The Jazziacs may not ring many bells but in the late 60s this band of scrawny teenagers took their brand of street jazz to a totally new dimension.

They hired a full-time vocalist and became one of the first jazz funk fusion bands, Kool and The Gang.

By 1976 they were just about played out, producing tinny disco numbers. Today they are sampled and emulated by everyone and his brother, hence the interest in the back catalogue.

In Kool and The Gang: The Best Of (1969-76), you'll find some rarities like Pneumonia and Let the Music Take Your Mind.

If you want a taste of some Jamaican dance hall music from two different generations try The Best of Desmond Dekker and King Jammy's Presents Shabba Ranks.

The former bears the summer of 67 hit 007 which pioneered the launch of the so-called rocksteadybeat outside Jamaica.

Dekker and his backing band, the Aces, were the first to popularise reggae abroad, preceding Bob Marley by a few years.

Dekker in his early years was very much a player in the gangland, rude-boy scene and his music bears many of its values and glorifies its lifestyle.

You'll find the first reggae No 1 The Israelites and all six UK chart hits including Rudle Got Soul and You Can Get It If You Really Want.

Meanwhile Shabba Ranks, the only Jamaican megastar since Bob Marley, has released some early material from his King Jammy label days.

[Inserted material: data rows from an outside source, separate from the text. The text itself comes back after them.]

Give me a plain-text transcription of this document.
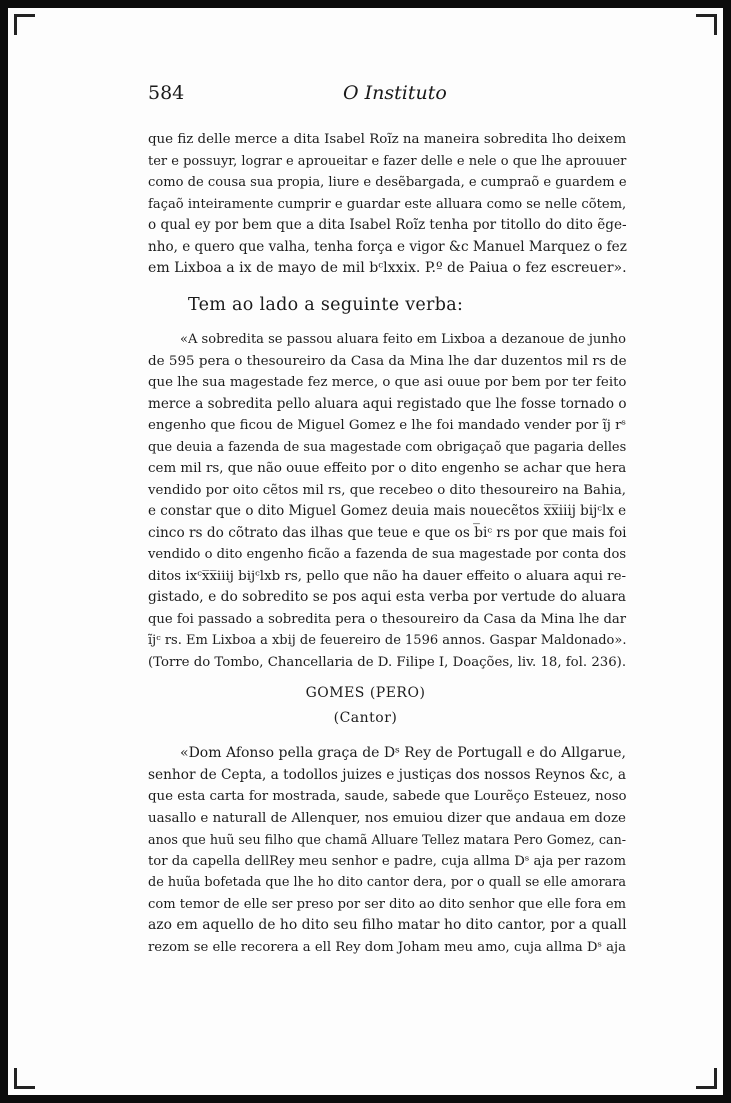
584	O Instituto
que fiz delle merce a dita Isabel Roĩz na maneira sobredita lho deixem
ter e possuyr, lograr e aproueitar e fazer delle e nele o que lhe aprouuer
como de cousa sua propia, liure e desẽbargada, e cumpraõ e guardem e
façaõ inteiramente cumprir e guardar este alluara como se nelle cõtem,
o qual ey por bem que a dita Isabel Roĩz tenha por titollo do dito ẽge-
nho, e quero que valha, tenha força e vigor &c Manuel Marquez o fez
em Lixboa a ix de mayo de mil bᶜlxxix. P.º de Paiua o fez escreuer».
Tem ao lado a seguinte verba:
«A sobredita se passou aluara feito em Lixboa a dezanoue de junho
de 595 pera o thesoureiro da Casa da Mina lhe dar duzentos mil rs de
que lhe sua magestade fez merce, o que asi ouue por bem por ter feito
merce a sobredita pello aluara aqui registado que lhe fosse tornado o
engenho que ficou de Miguel Gomez e lhe foi mandado vender por ĩj rˢ
que deuia a fazenda de sua magestade com obrigaçaõ que pagaria delles
cem mil rs, que não ouue effeito por o dito engenho se achar que hera
vendido por oito cẽtos mil rs, que recebeo o dito thesoureiro na Bahia,
e constar que o dito Miguel Gomez deuia mais nouecẽtos x̅x̅iiij bijᶜlx e
cinco rs do cõtrato das ilhas que teue e que os b̅iᶜ rs por que mais foi
vendido o dito engenho ficão a fazenda de sua magestade por conta dos
ditos ixᶜx̅x̅iiij bijᶜlxb rs, pello que não ha dauer effeito o aluara aqui re-
gistado, e do sobredito se pos aqui esta verba por vertude do aluara
que foi passado a sobredita pera o thesoureiro da Casa da Mina lhe dar
ĩjᶜ rs. Em Lixboa a xbij de feuereiro de 1596 annos. Gaspar Maldonado».
(Torre do Tombo, Chancellaria de D. Filipe I, Doações, liv. 18, fol. 236).
GOMES (PERO)
(Cantor)
«Dom Afonso pella graça de Dˢ Rey de Portugall e do Allgarue,
senhor de Cepta, a todollos juizes e justiças dos nossos Reynos &c, a
que esta carta for mostrada, saude, sabede que Lourẽço Esteuez, noso
uasallo e naturall de Allenquer, nos emuiou dizer que andaua em doze
anos que huũ seu filho que chamã Alluare Tellez matara Pero Gomez, can-
tor da capella dellRey meu senhor e padre, cuja allma Dˢ aja per razom
de huũa bofetada que lhe ho dito cantor dera, por o quall se elle amorara
com temor de elle ser preso por ser dito ao dito senhor que elle fora em
azo em aquello de ho dito seu filho matar ho dito cantor, por a quall
rezom se elle recorera a ell Rey dom Joham meu amo, cuja allma Dˢ aja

The album has a raw live feel and catches the man at one with his musical environment.

Shabba can't say a thing right at the moment. The macho, homophobic garbage that spills out of his mouth in interviews has become a noose round his neck and it may tarnish his newly-acquired gold necklaces, which ironically such sour sentiments, set to music, earned him in the first place.

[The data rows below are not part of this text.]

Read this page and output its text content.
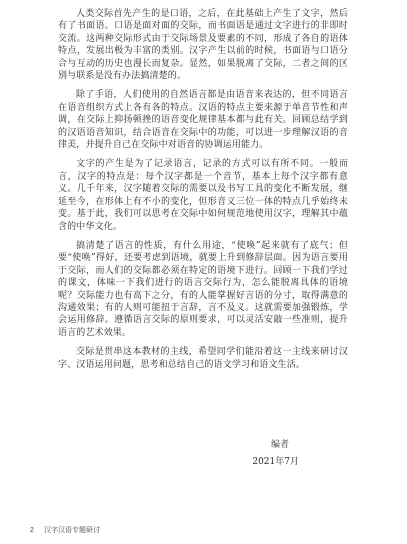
人类交际首先产生的是口语，之后，在此基础上产生了文字，然后有了书面语。口语是面对面的交际，而书面语是通过文字进行的非即时交流。这两种交际形式由于交际场景及要素的不同，形成了各自的语体特点，发展出极为丰富的类别。汉字产生以前的时候，书面语与口语分合与互动的历史也漫长而复杂。显然，如果脱离了交际，二者之间的区别与联系是没有办法搞清楚的。

除了手语，人们使用的自然语言都是由语音来表达的，但不同语言在语音组织方式上各有各的特点。汉语的特点主要来源于单音节性和声调，在交际上抑扬顿挫的语音变化规律基本都与此有关。回顾总结学到的汉语语音知识，结合语音在交际中的功能，可以进一步理解汉语的音律美，并提升自己在交际中对语音的协调运用能力。

文字的产生是为了记录语言，记录的方式可以有所不同。一般而言，汉字的特点是：每个汉字都是一个音节，基本上每个汉字都有意义。几千年来，汉字随着交际的需要以及书写工具的变化不断发展，继延至今，在形体上有不小的变化，但形音义三位一体的特点几乎始终未变。基于此，我们可以思考在交际中如何规范地使用汉字，理解其中蕴含的中华文化。

搞清楚了语言的性质，有什么用途，“使唤”起来就有了底气；但要“使唤”得好，还要考虑到语境，就要上升到修辞层面。因为语言要用于交际，而人们的交际都必须在特定的语境下进行。回顾一下我们学过的课文，体味一下我们进行的语言交际行为，怎么能脱离具体的语境呢？交际能力也有高下之分，有的人能掌握好言语的分寸，取得满意的沟通效果；有的人则可能扭于言辞，言不及义。这就需要加强锻炼，学会运用修辞。遵循语言交际的原则要求，可以灵活安敲一些准则，提升语言的艺术效果。

交际是贯串这本教材的主线，希望同学们能沿着这一主线来研讨汉字、汉语运用问题，思考和总结自己的语文学习和语文生活。

编者
2021年7月
2 汉字汉语专题研讨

But for the moment Shabba sells. This album is no exception, being snapped up as a rarity due to the inclusion of the previously-unreleased Halli Fi Buddy.

Until Paul Weller's much-awaited album appears on the shelves of our local record stores we will have to make do with a bunch of B sides from The Style Council's Here's Some That Got Away , all good dark glasses, elbow-out-of-the-window, one-hand-on-the-wheel, head-bobbing stuff. Grooving out is a tricky with your Walkman in the back of a taxi being driven by a geriatric who thinks second gear is for youngsters, but believe me the music will transcend even this minor hindrance.

Here we find the musings of the man himself and his sidekick Mike Talbot taking a lighter, groovier and less intense note than demonstrated on some of the A sides. Mick's Up and Mick's Company are real stompers with the boys letting loose over a fluid keyboard-guitar mix that they perfected so well. Twenty-two tracks in full-on party mood and even a cover of Who Will Buy from the musical Oliver given suitable Wellerian irony in its treatment. If you're a fan it'll release you from sifting through all that nasty vinyl, if you're not, you are about to become the definition of cool in the back of many a high-pitched taxi this summer.